When it comes to REST APIs we know how to get the best of Mule. We make a RAML that is API metadata description, then kick off Mule automation that will create API Kit Router configuration and flows. Then we only need to add business logic to auto generated flows and API is ready. Truly ready? Wait a moment.
Let’s focus on capabilities of API Kit Router. Developers that I meet are not always aware of all of them or just they think API Kit Router is a magical tool they should rather leave untouched. It needs to be touched always but when making proper use of it you will not get your hands very dirty with coding.
There are 2 main functions that we have in API Kit Router
It will route requests to auto-generated flows based on path, request type (get, post, etc) and payload content-type. You have out of the box error handling here – a bunch of 4* error responses relevant to the nature of error. It will handle wrong request types, paths and request body.
When it comes to routing there is not much that can be enhanced. Automation that creates flows for all RAML paths and methods is using certain naming conventions and when you do not change anything it always works as expected.

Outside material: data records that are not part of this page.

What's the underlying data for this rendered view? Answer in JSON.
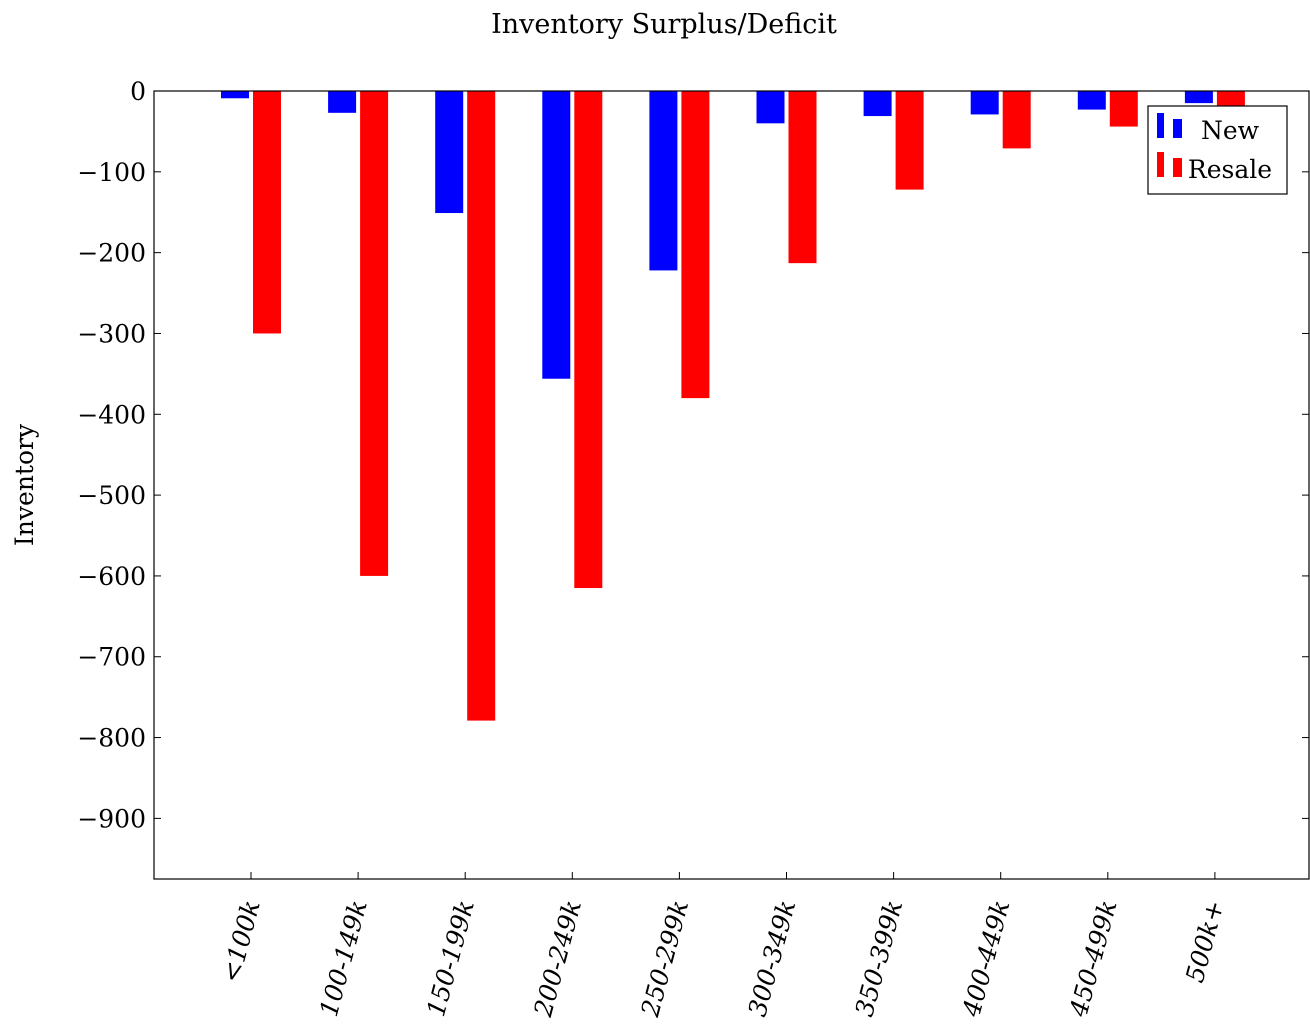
{
  "chart_data": {
    "type": "bar",
    "title": "Inventory Surplus/Deficit",
    "xlabel": "",
    "ylabel": "Inventory",
    "ylim": [
      -975,
      0
    ],
    "yticks": [
      0,
      -100,
      -200,
      -300,
      -400,
      -500,
      -600,
      -700,
      -800,
      -900
    ],
    "ytick_labels": [
      "0",
      "−100",
      "−200",
      "−300",
      "−400",
      "−500",
      "−600",
      "−700",
      "−800",
      "−900"
    ],
    "categories": [
      "<100k",
      "100-149k",
      "150-199k",
      "200-249k",
      "250-299k",
      "300-349k",
      "350-399k",
      "400-449k",
      "450-499k",
      "500k+"
    ],
    "series": [
      {
        "name": "New",
        "color": "#0000ff",
        "values": [
          -9,
          -27,
          -151,
          -356,
          -222,
          -40,
          -31,
          -29,
          -23,
          -15
        ]
      },
      {
        "name": "Resale",
        "color": "#ff0000",
        "values": [
          -300,
          -600,
          -779,
          -615,
          -380,
          -213,
          -122,
          -71,
          -44,
          -20
        ]
      }
    ],
    "legend_position": "top-right",
    "grid": false
  }
}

The only thing that you need to work out yourself is how to approach any fixes you make in RAML and want to apply on existing flows when logic is already there. I usually make automated flows on a clean project aside and just copy-paste flow names into my WIP app. It is extremely easy to make typo and then API Kit Router messages can be confusing.
Request body validation.
When you put a schema on your request body (in RAML) it will use it to validate payload. Usually REST endpoints accept JSON and you will apply JSON schema but you can also impose XML schema. Then you can have a REST endpoint with XML schema validation. Whichever format you use, when constraints in schema are present, the API Kit Router will apply them on incoming payload and will return relevant 4* response message when payload is invalid even before entering any flow.
Validation error messages that come out of the box are too generic. 400 and “Bad request” is not a message that I want to see when consuming a webservice. This is how I fine-tune validation errors.
Standard error message is set to static “Bad request” in a “Set Payload” component. To add details I use exception object and get cause from it. All quotes (“) must be escaped to prevent breaking JSON contract.
It is a routine change that I do in error handling. When a bad request happens the client will receive a meaningful response. It speeds up client integrations and allows you to focus on project work rather than supporting your partners.
Another thing I always do is internal error handling in all API flows. If there is no error handling client will get a happy response (depending on your RAML some 2xx http status code) and a nasty Java exception stack trace when there is an exception in your flow. Fatal flaw in design and I see it too many times.
In case of internal errors (or server side errors) I rather want to put a veil on what happened internally and give clear instruction to the client – i.e. what actions can be taken on client end. And certainly some 5xx status code should be returned.
Let me simplify my example to very basic scheme with a catch exception strategy with one catch condition just catching all exceptions.
The first 3 elements are aligned to corporate error handling pattern: make standard error bean, print to log and push to error queue. For sure RBLogger is worth another post and I will not cover it now. The last 2 are responsible for setting a response to client.
The last step is to set a meaningful response message to the client.
Let me concentrate on the error message. Whenever I set something that is returned to the client I try to jump in client shoes for a moment.
The first thing is to assure client that the problem lies on server (API) side. The second is to prevent unnecessary communication that will only take away your time. We have the error logged in our issue tracking system and there is no need to add noise from all dependent clients to that. If you have any status page where you let your partners see your incidents you can include it here.
API Kit Router is a very stable and mature mechanism that speeds up API design and build. It moves API design from execution code to RAML metalanguage and makes it very easy to mockup and prototype APIs. Although validation and error handling are out-of-the box features they need a few enhancements that should always be on your checklist.